Part of the takeaway from this case is that not every response to a tinged or biased remark qualifies for Title VII’s anti-retaliation protections. This case, however, also teaches a different lesson. Opposition can rest in the eye of the beholder. The dissent, for example, would have refused to have protected any of Trujillo’s complaints, and would have concluded that he had merely engaged in non-protected venting:

If the plaintiff had complained that such comments constituted discrimination against him, I would have no quarrel with the majority opinion. If plaintiff had in any way intimated that such remarks could constitute discrimination against other people in the company, I would concur. However, plaintiff himself said: “I kind of was just venting. I was not intending for her to take action.” … Not every casual remonstrance against bad language equates to complaining of illegal discrimination.

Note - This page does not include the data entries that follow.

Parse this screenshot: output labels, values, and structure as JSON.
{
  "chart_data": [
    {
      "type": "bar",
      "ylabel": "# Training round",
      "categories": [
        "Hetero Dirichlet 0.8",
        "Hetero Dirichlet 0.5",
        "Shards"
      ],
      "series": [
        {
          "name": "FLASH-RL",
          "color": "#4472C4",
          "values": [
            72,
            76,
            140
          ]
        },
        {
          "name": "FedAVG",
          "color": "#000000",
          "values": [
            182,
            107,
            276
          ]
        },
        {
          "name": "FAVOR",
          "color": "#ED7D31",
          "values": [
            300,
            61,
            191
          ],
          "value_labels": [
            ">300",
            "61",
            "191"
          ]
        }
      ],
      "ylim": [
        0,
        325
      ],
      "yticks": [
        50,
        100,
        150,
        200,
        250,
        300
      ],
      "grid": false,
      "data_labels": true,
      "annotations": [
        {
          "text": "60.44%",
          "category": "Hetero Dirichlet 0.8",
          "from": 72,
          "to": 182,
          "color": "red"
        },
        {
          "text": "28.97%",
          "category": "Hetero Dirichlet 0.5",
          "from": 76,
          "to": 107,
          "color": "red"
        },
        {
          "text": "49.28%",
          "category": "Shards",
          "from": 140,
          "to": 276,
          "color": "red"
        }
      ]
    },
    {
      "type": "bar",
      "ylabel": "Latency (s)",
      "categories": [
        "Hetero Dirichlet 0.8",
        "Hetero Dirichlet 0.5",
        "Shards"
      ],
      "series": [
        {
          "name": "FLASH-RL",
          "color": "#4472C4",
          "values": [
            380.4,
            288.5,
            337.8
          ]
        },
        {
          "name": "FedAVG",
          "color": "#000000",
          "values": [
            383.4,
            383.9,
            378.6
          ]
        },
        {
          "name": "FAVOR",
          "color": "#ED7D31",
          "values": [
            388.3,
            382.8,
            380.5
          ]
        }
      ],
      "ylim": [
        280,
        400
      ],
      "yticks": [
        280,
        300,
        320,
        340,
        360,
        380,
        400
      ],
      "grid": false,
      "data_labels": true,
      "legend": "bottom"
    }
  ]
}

What is the best practice? Assume all but the most attenuated of responses to a potentially discriminatory statement qualifies as protected, and do not leave it in the hands of judges or juries to draw these nuanced distinctions. And, if you have to take action against someone who has arguable engaged in protected opposition, involve counsel in the decision making before you draw yourself into a potential lawsuit.

Tuesday, August 21, 2012

The more you know… Determining when a company knows that an employee engaged in protected activity


“The check is in the mail” is one of the world’s oldest (and some would argue lamest) excuses. In Hicks v. SSP America (6th Cir. 8/3/12), the employer tried a variation in an attempt to avoid an employee’s retaliation claim. The employer argued that it was impossible for it have known that the plaintiff had filed an EEOC charge before it fired her because it has lost its mailbox key and therefore it could not have received its copy of the charge. Without debating the merits of the employer’s argument, the court of appeals still concluded that a factual issue existed on the issue of whether the employer knew of the protected activity, and reversed the trial court’s grant of summary judgment. The court relied, in part, on testimony from Hicks’s direct supervisor that he “‘remember[ed] seeing  it’ (apparently meaning he had seen either the notice-of-charge envelope from the Commission or the charge itself).”

This case teaches two important points:

  1. Retaliation claims are dangerous. In Hicks, the appellate court affirmed the dismissal of the underlying discrimination claim. Nevertheless, the employer still faces the risk of a trial on the retaliation claim.

  2. When crafting a defense, it has to pass the B.S. test. Unsupported defenses that border on the ludicrous (I lost the mailbox key) better have some meat on their bones. Receipts from a locksmith? An affidavit from the mailman that mail was piling up inside the box? Other corroborating witnesses? The less support you can present, the less likely it will be that a judge or a jury will believe your cockamamie story. And, the less likely they are to believe you, the more zeros you can add to the verdict.